Summer is often spent visiting, traveling, exploring, and relaxing the schedules or commitments that structure the rest of the year. Things like meal times, bed times, and weekend afternoons seem best unplanned. As September approaches, we now move toward new rhythms and routines. Welcome home!  Home to your studio, home to your community, home to yourself. What does it mean to come home to yourself?

This question has captured my attention in all seasons. Does coming home mean that I greet myself, along with the various guests described by Rumi in the well-known poem Guest House? Ultimately, coming home to yourself relates to the deeper inner work of self-acceptance. I’ve done my fair share of running from myself while trying to escape and am likely to repeat such patterns. However, coming home now actually sounds inviting. The fresh perspective, good sleep and time away have prepared me to face the messy-ness of home; the insecurities, short-comings, and wounds. I am also ready to come home to my own bed and favorite mug of our own special blend of coffee. And many options for footwear.
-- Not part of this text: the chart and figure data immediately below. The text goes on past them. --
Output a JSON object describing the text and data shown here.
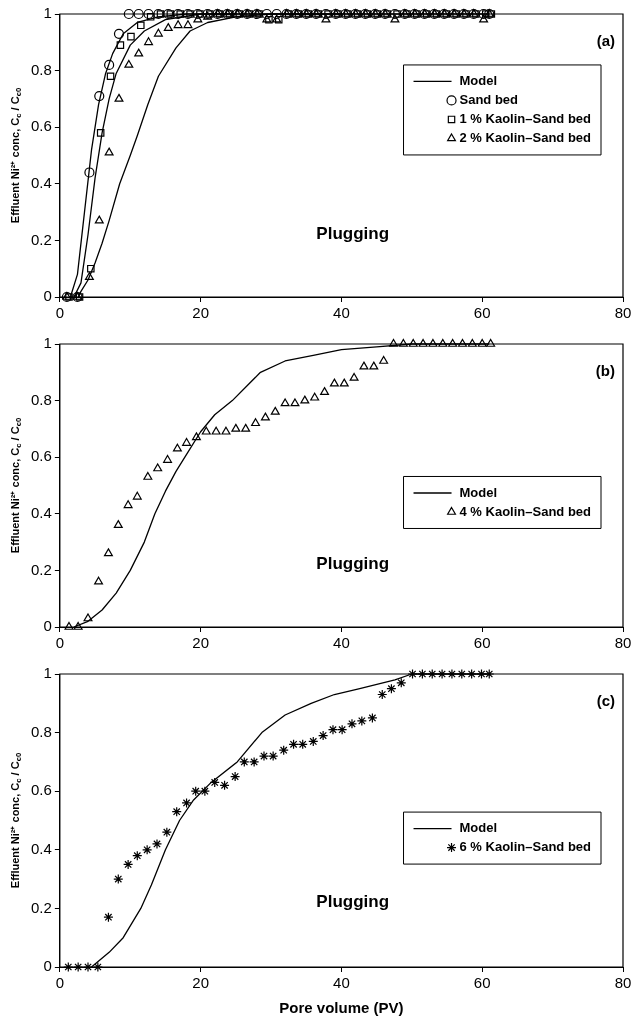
{
  "chart_data": [
    {
      "type": "scatter",
      "title": "(a)",
      "ylabel": "Effluent Ni²⁺ conc, C$_{c}$ / C$_{c0}$",
      "annotations": [
        "Plugging"
      ],
      "xlim": [
        0,
        80
      ],
      "xticks": [
        0,
        20,
        40,
        60,
        80
      ],
      "ylim": [
        0,
        1
      ],
      "yticks": [
        0,
        0.2,
        0.4,
        0.6,
        0.8,
        1
      ],
      "legend": "top right",
      "x": [
        1,
        2.5,
        4.2,
        5.6,
        7,
        8.4,
        9.8,
        11.2,
        12.6,
        14,
        15.4,
        16.8,
        18.2,
        19.6,
        21,
        22.4,
        23.8,
        25.2,
        26.6,
        28,
        29.4,
        30.8,
        32.2,
        33.6,
        35,
        36.4,
        37.8,
        39.2,
        40.6,
        42,
        43.4,
        44.8,
        46.2,
        47.6,
        49,
        50.4,
        51.8,
        53.2,
        54.6,
        56,
        57.4,
        58.8,
        60.2,
        61
      ],
      "series": [
        {
          "name": "Model",
          "type": "line",
          "marker": "none",
          "color": "#000000",
          "x": [
            1.5,
            2.5,
            3.5,
            4.5,
            5.5,
            6.5,
            7.5,
            9,
            11,
            14,
            18,
            25
          ],
          "values": [
            0,
            0.08,
            0.3,
            0.52,
            0.68,
            0.79,
            0.86,
            0.93,
            0.97,
            0.99,
            1,
            1
          ]
        },
        {
          "type": "line",
          "marker": "none",
          "color": "#000000",
          "x": [
            2,
            3,
            4,
            5,
            6,
            7,
            8,
            10,
            12,
            15,
            20,
            40
          ],
          "values": [
            0,
            0.05,
            0.22,
            0.42,
            0.58,
            0.7,
            0.79,
            0.89,
            0.94,
            0.98,
            1,
            1
          ]
        },
        {
          "type": "line",
          "marker": "none",
          "color": "#000000",
          "x": [
            2.6,
            3,
            4,
            5,
            6,
            7,
            8.5,
            10,
            11,
            12.5,
            14,
            16.5,
            18.5,
            21,
            25,
            30,
            61
          ],
          "values": [
            0,
            0.02,
            0.06,
            0.12,
            0.19,
            0.27,
            0.4,
            0.5,
            0.57,
            0.68,
            0.78,
            0.88,
            0.94,
            0.97,
            0.99,
            1,
            1
          ]
        },
        {
          "name": "Sand bed",
          "marker": "circle",
          "color": "#000000",
          "values": [
            0,
            0,
            0.44,
            0.71,
            0.82,
            0.93,
            1,
            1,
            1,
            1,
            1,
            1,
            1,
            1,
            1,
            1,
            1,
            1,
            1,
            1,
            1,
            1,
            1,
            1,
            1,
            1,
            1,
            1,
            1,
            1,
            1,
            1,
            1,
            1,
            1,
            1,
            1,
            1,
            1,
            1,
            1,
            1,
            1,
            1
          ]
        },
        {
          "name": "1 % Kaolin–Sand bed",
          "marker": "square",
          "color": "#000000",
          "x": [
            1.3,
            2.8,
            4.4,
            5.8,
            7.2,
            8.6,
            10.1,
            11.5,
            12.9,
            14.3,
            15.7,
            17.1,
            18.5,
            19.9,
            21.3,
            22.7,
            24.1,
            25.5,
            26.9,
            28.3,
            29.7,
            31.1,
            32.5,
            33.9,
            35.3,
            36.7,
            38.1,
            39.5,
            40.9,
            42.3,
            43.7,
            45.1,
            46.5,
            47.9,
            49.3,
            50.7,
            52.1,
            53.5,
            54.9,
            56.3,
            57.7,
            59.1,
            60.5,
            61.3
          ],
          "values": [
            0,
            0,
            0.1,
            0.58,
            0.78,
            0.89,
            0.92,
            0.96,
            0.99,
            1,
            1,
            1,
            1,
            1,
            1,
            1,
            1,
            1,
            1,
            1,
            0.98,
            0.98,
            1,
            1,
            1,
            1,
            1,
            1,
            1,
            1,
            1,
            1,
            1,
            1,
            1,
            1,
            1,
            1,
            1,
            1,
            1,
            1,
            1,
            1
          ]
        },
        {
          "name": "2 % Kaolin–Sand bed",
          "marker": "triangle",
          "color": "#000000",
          "values": [
            0,
            0,
            0.07,
            0.27,
            0.51,
            0.7,
            0.82,
            0.86,
            0.9,
            0.93,
            0.95,
            0.96,
            0.96,
            0.98,
            0.99,
            1,
            1,
            1,
            1,
            1,
            0.98,
            0.98,
            1,
            1,
            1,
            1,
            0.98,
            1,
            1,
            1,
            1,
            1,
            1,
            0.98,
            1,
            1,
            1,
            1,
            1,
            1,
            1,
            1,
            0.98,
            1
          ]
        }
      ]
    },
    {
      "type": "scatter",
      "title": "(b)",
      "ylabel": "Effluent Ni²⁺ conc, C$_{c}$ / C$_{c0}$",
      "annotations": [
        "Plugging"
      ],
      "xlim": [
        0,
        80
      ],
      "xticks": [
        0,
        20,
        40,
        60,
        80
      ],
      "ylim": [
        0,
        1
      ],
      "yticks": [
        0,
        0.2,
        0.4,
        0.6,
        0.8,
        1
      ],
      "legend": "right",
      "series": [
        {
          "name": "Model",
          "type": "line",
          "marker": "none",
          "color": "#000000",
          "x": [
            2,
            4,
            6,
            8,
            10,
            12,
            13.5,
            15,
            16.5,
            18,
            20,
            22,
            24.5,
            28.5,
            32,
            36,
            40,
            45,
            50,
            61
          ],
          "values": [
            0,
            0.02,
            0.06,
            0.12,
            0.2,
            0.3,
            0.4,
            0.48,
            0.55,
            0.61,
            0.69,
            0.75,
            0.8,
            0.9,
            0.94,
            0.96,
            0.98,
            0.99,
            1,
            1
          ]
        },
        {
          "name": "4 % Kaolin–Sand bed",
          "marker": "triangle",
          "color": "#000000",
          "x": [
            1.3,
            2.6,
            4,
            5.5,
            6.9,
            8.3,
            9.7,
            11,
            12.5,
            13.9,
            15.3,
            16.7,
            18,
            19.4,
            20.8,
            22.2,
            23.6,
            25,
            26.4,
            27.8,
            29.2,
            30.6,
            32,
            33.4,
            34.8,
            36.2,
            37.6,
            39,
            40.4,
            41.8,
            43.2,
            44.6,
            46,
            47.4,
            48.8,
            50.2,
            51.6,
            53,
            54.4,
            55.8,
            57.2,
            58.6,
            60,
            61.2
          ],
          "values": [
            0,
            0,
            0.03,
            0.16,
            0.26,
            0.36,
            0.43,
            0.46,
            0.53,
            0.56,
            0.59,
            0.63,
            0.65,
            0.67,
            0.69,
            0.69,
            0.69,
            0.7,
            0.7,
            0.72,
            0.74,
            0.76,
            0.79,
            0.79,
            0.8,
            0.81,
            0.83,
            0.86,
            0.86,
            0.88,
            0.92,
            0.92,
            0.94,
            1,
            1,
            1,
            1,
            1,
            1,
            1,
            1,
            1,
            1,
            1
          ]
        }
      ]
    },
    {
      "type": "scatter",
      "title": "(c)",
      "xlabel": "Pore volume (PV)",
      "ylabel": "Effluent Ni²⁺ conc, C$_{c}$ / C$_{c0}$",
      "annotations": [
        "Plugging"
      ],
      "xlim": [
        0,
        80
      ],
      "xticks": [
        0,
        20,
        40,
        60,
        80
      ],
      "ylim": [
        0,
        1
      ],
      "yticks": [
        0,
        0.2,
        0.4,
        0.6,
        0.8,
        1
      ],
      "legend": "right",
      "series": [
        {
          "name": "Model",
          "type": "line",
          "marker": "none",
          "color": "#000000",
          "x": [
            4.5,
            7,
            9,
            11.5,
            13,
            15,
            17,
            19,
            21.5,
            25.2,
            28.7,
            32,
            35.7,
            39,
            42.6,
            47.6,
            50,
            61
          ],
          "values": [
            0,
            0.05,
            0.1,
            0.2,
            0.28,
            0.4,
            0.5,
            0.57,
            0.63,
            0.7,
            0.8,
            0.86,
            0.9,
            0.93,
            0.95,
            0.98,
            1,
            1
          ]
        },
        {
          "name": "6 % Kaolin–Sand bed",
          "marker": "cross",
          "color": "#000000",
          "x": [
            1.2,
            2.6,
            4,
            5.4,
            6.9,
            8.3,
            9.7,
            11,
            12.4,
            13.8,
            15.2,
            16.6,
            18,
            19.3,
            20.6,
            22,
            23.4,
            24.9,
            26.2,
            27.6,
            29,
            30.3,
            31.8,
            33.2,
            34.5,
            36,
            37.4,
            38.8,
            40.1,
            41.5,
            42.9,
            44.4,
            45.8,
            47.1,
            48.5,
            50.1,
            51.5,
            52.9,
            54.3,
            55.7,
            57.1,
            58.5,
            59.9,
            61
          ],
          "values": [
            0,
            0,
            0,
            0,
            0.17,
            0.3,
            0.35,
            0.38,
            0.4,
            0.42,
            0.46,
            0.53,
            0.56,
            0.6,
            0.6,
            0.63,
            0.62,
            0.65,
            0.7,
            0.7,
            0.72,
            0.72,
            0.74,
            0.76,
            0.76,
            0.77,
            0.79,
            0.81,
            0.81,
            0.83,
            0.84,
            0.85,
            0.93,
            0.95,
            0.97,
            1,
            1,
            1,
            1,
            1,
            1,
            1,
            1,
            1
          ]
        }
      ]
    }
  ]
}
“It’s a funny thing coming home. Nothing changes. Everything looks the same, feels the same, even smells the same. You realize what’s changed is you”. – F. Scott Fitzgerald

And how about vacation? Seeing new places, putting myself in the unknown, and having experiences that I can’t plan or predict make travel a practice of being present. In some strange way, rather than an escape, this brings me home to myself. The sense of adventure and the lack of a routine or plan allow for spontaneous silliness. I spend all day outdoors, walk many miles, and rekindle curiosity. Public transportation is free entertainment and a fabulous teacher.  Fellow travelers easily connect in search for the right train, the correct boarding destination, and share with one another how it is we actually purchase tickets. To be in the “not knowing” in a world where we can find answers to almost everything brings me to a less critical version of myself. By traveling light, I grew accustomed to not being as dependent upon my usual comforts. I’m about as far from a minimalist as you can get… and yet I required so little to be content: one pair of sandals, one pair of sneakers, one dress and a toothbrush. The good ole iPhone served as a map, a translator and a purchasing device but I felt unplugged from the usual ways I use it. I was so “unplugged” while traveling that I broke my 122 day streak in Wordle!

I’m now home after a few weeks of such experiences. I feel grounded and relaxed in new and different ways. For me the challenge is to remain alive in the unknown and to eliminate the typical escape routes. Whether it is scrolling along instagram feeds or playing word games, when a void or space in time comes along, I’m quick to fill it with something (the latest novel at best). I want to rest more, spend time in nature, and accept myself without criticism. I want to have courage, patience, and a sense of humor without worrying what anyone else thinks.  Coming home to myself means I allow patience for what’s next to unfold instead of forcing an agenda.

All of us have experienced moments of “coming home”–feeling relaxed, grounded, free of the restlessness that characterizes so much of our everyday lives. These moments can arise in nature or in the depths of an activity we enjoy, alone or together with people we love. They show us that we are exactly where we are supposed to be. – OSHO   from the book Coming Home to Yourself

Even without traveling, try taking a vacation from yourself. Take a break from the habitual ways you move through the days and weeks by changing it in some way. And then, come home to yourself with a new perspective. Like coming home to yourself, your yoga home is one where you can always return… following time away (weeks, months, years), following an injury, or following a summer of adventure. Yoga practice offers us the chance to come home to ourselves in our body, our breath, our thoughts, and our hearts each time we get on the mat.